According to the plan, there appears to be an obvious or intentional loophole to this new subscription plan. Readers will still be able to access the NYTimes.com via Google and social networking platforms such as Facebook and Twitter. It will be interesting to see initially how many loyal listeners opt for the loophole and bypass the subscription plan.
Not all visits to NYTimes.com will count toward the 20-article limit. In an effort to avoid deterring as many as possible of the Web site’s more than 30 million monthly readers, The Times will allow access to people who arrive at its Web site through search engines like Google and social networking sites like Facebook and Twitter. There will, however, be a five-article limit a day for people who visit the site from Google.
Again, the big debate behind this new marketing channel is whether you can change consumer behavior from the last 15 years and create a revenue stream from online subscriptions and at the same time, not adversely affecting the other revenue areas. Many media consultants are doubtful that this can be accomplished.

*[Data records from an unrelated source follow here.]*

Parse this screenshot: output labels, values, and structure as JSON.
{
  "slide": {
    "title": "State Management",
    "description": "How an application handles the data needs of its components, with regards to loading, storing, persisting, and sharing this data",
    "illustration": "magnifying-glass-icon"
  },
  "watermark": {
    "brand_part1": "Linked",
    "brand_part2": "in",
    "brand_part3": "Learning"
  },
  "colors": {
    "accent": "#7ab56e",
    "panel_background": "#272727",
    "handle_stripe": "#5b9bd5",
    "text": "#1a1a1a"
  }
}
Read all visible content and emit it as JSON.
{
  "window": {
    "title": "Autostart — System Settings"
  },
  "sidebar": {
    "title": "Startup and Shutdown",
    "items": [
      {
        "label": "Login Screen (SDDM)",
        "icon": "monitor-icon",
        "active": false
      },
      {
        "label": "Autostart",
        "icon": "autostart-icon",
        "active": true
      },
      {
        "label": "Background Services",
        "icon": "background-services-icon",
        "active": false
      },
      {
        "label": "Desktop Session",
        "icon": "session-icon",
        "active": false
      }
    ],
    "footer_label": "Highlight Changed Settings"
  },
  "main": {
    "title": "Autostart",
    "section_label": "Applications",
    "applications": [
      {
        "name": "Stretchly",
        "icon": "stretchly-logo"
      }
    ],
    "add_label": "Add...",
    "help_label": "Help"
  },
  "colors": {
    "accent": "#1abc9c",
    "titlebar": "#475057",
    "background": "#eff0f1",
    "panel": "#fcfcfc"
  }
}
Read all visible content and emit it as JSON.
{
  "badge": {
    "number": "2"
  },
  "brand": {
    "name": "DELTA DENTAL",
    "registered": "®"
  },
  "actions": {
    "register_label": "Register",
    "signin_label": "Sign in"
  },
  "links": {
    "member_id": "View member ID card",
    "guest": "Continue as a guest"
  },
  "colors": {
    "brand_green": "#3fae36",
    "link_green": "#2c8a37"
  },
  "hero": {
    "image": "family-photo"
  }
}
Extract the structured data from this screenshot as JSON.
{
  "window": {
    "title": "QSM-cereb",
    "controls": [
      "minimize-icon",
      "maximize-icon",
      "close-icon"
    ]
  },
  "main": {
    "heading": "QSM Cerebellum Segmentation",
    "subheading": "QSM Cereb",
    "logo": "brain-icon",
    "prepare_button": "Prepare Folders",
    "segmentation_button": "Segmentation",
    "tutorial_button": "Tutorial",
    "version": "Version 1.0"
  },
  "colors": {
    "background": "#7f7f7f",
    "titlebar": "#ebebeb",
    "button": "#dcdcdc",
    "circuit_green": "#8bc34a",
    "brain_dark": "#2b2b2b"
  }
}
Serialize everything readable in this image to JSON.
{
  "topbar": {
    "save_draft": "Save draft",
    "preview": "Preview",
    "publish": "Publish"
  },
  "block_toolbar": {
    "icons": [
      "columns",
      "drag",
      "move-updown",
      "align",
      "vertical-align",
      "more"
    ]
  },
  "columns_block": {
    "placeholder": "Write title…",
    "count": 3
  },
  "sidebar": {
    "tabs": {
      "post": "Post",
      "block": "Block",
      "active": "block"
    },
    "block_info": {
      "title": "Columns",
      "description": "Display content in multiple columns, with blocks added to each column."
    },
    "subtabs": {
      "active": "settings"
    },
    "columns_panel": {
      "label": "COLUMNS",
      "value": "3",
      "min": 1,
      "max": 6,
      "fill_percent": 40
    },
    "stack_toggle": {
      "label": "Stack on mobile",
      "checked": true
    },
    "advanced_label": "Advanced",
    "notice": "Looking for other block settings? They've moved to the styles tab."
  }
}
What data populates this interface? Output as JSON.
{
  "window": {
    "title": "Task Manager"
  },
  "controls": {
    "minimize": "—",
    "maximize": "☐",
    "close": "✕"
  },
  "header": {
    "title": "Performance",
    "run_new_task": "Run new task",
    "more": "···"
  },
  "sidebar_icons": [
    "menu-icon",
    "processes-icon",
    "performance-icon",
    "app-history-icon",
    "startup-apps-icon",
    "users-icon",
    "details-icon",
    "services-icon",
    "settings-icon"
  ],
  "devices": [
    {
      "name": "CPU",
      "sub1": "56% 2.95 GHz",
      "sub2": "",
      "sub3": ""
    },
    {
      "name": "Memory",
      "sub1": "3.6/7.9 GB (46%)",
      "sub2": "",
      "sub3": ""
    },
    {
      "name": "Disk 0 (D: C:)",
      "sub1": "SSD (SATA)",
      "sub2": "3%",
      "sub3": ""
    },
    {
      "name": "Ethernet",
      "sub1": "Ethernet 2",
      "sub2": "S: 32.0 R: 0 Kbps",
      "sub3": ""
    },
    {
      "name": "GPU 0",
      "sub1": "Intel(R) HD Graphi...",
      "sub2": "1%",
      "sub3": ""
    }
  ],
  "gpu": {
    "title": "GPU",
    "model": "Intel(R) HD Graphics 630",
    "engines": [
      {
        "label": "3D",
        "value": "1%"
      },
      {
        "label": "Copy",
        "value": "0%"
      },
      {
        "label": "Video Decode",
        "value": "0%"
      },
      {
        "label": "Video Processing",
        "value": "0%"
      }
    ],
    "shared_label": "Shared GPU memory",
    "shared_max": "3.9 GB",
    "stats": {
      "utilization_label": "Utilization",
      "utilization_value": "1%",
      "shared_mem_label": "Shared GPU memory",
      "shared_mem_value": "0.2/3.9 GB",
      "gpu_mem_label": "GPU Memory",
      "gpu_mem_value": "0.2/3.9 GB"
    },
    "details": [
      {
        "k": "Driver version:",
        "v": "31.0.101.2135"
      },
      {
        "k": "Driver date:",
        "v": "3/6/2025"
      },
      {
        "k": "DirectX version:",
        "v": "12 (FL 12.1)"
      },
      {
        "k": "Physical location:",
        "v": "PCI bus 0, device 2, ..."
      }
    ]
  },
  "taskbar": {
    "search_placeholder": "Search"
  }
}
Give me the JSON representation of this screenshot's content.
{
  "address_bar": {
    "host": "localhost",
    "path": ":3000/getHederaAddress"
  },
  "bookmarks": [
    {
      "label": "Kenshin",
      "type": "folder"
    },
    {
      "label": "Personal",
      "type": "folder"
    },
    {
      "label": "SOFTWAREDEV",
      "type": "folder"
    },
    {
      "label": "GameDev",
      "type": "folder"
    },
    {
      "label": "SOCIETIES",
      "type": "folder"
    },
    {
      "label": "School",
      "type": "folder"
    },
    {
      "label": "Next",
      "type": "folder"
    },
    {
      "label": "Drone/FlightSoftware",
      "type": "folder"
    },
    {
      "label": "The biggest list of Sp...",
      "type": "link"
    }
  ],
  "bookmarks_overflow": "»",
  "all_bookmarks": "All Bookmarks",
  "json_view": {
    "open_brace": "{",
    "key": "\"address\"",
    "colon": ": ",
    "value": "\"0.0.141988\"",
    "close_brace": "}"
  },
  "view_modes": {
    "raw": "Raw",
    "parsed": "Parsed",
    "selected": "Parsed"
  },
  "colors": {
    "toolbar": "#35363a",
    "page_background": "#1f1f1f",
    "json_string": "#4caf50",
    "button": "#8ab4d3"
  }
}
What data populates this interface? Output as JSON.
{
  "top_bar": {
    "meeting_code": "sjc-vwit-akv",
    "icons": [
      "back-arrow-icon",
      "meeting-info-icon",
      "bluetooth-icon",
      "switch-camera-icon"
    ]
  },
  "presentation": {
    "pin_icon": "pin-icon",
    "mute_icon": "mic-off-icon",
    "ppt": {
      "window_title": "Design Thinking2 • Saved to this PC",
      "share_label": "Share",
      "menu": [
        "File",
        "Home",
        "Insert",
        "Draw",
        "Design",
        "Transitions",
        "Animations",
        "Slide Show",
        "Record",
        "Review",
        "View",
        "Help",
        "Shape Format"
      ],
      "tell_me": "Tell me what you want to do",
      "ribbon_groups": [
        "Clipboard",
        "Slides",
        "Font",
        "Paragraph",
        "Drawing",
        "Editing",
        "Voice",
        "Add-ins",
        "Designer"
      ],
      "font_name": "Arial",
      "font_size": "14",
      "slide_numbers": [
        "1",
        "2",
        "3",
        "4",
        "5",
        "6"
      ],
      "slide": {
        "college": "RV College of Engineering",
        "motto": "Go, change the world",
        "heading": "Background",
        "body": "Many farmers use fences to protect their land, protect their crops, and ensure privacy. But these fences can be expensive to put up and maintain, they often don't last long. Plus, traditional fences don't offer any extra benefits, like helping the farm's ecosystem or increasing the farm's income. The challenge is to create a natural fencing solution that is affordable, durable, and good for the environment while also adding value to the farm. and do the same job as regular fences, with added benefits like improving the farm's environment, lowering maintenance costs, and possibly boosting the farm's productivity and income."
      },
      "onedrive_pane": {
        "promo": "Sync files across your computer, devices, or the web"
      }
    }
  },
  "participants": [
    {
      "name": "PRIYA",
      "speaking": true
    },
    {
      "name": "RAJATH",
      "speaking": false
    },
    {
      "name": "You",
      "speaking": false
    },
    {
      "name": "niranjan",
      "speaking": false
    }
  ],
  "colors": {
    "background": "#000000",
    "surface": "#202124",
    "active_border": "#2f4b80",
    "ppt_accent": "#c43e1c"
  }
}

Essentially, this subscription model will attempt to rely on a small amount of very engaged readers who will be willing to pay. Many of whom will have to be loyal to their brand to sign up for this plan. This is less about a high volume of page views and more about those engaged readers who see so much value in the content that they’ll be willing to pay for it.
Because of the loss of advertising revenue in the print newspaper business, many other newspapers are adopting or thinking of adopting this approach. Some call it “freemium” where you get a certain amount of value every month before you have to pay for it. Some of these papers allow between 5 and 20 articles to be viewed per month before readers will need to subscribe at fees between $3.95 and $10.95 for further reading.
It will also be interesting to see how the company will gather data and analytics after 2-4 months or so to help determine the effectiveness of the plan. How many readers eventually opt for the mobile phone app plan of $15 every 4 weeks? How many choose the $20 package provides access through their iPad or the all-access plan for $35 per month? How many try to use the loophole through Facebook or Google to avoid the subscription fee? Or, how many readers are casual online viewers or who are fickle and for whatever reason balk at the idea of paying a fee to read online content?
I suspect time will tell at the effectiveness of such a program…What are your thoughts?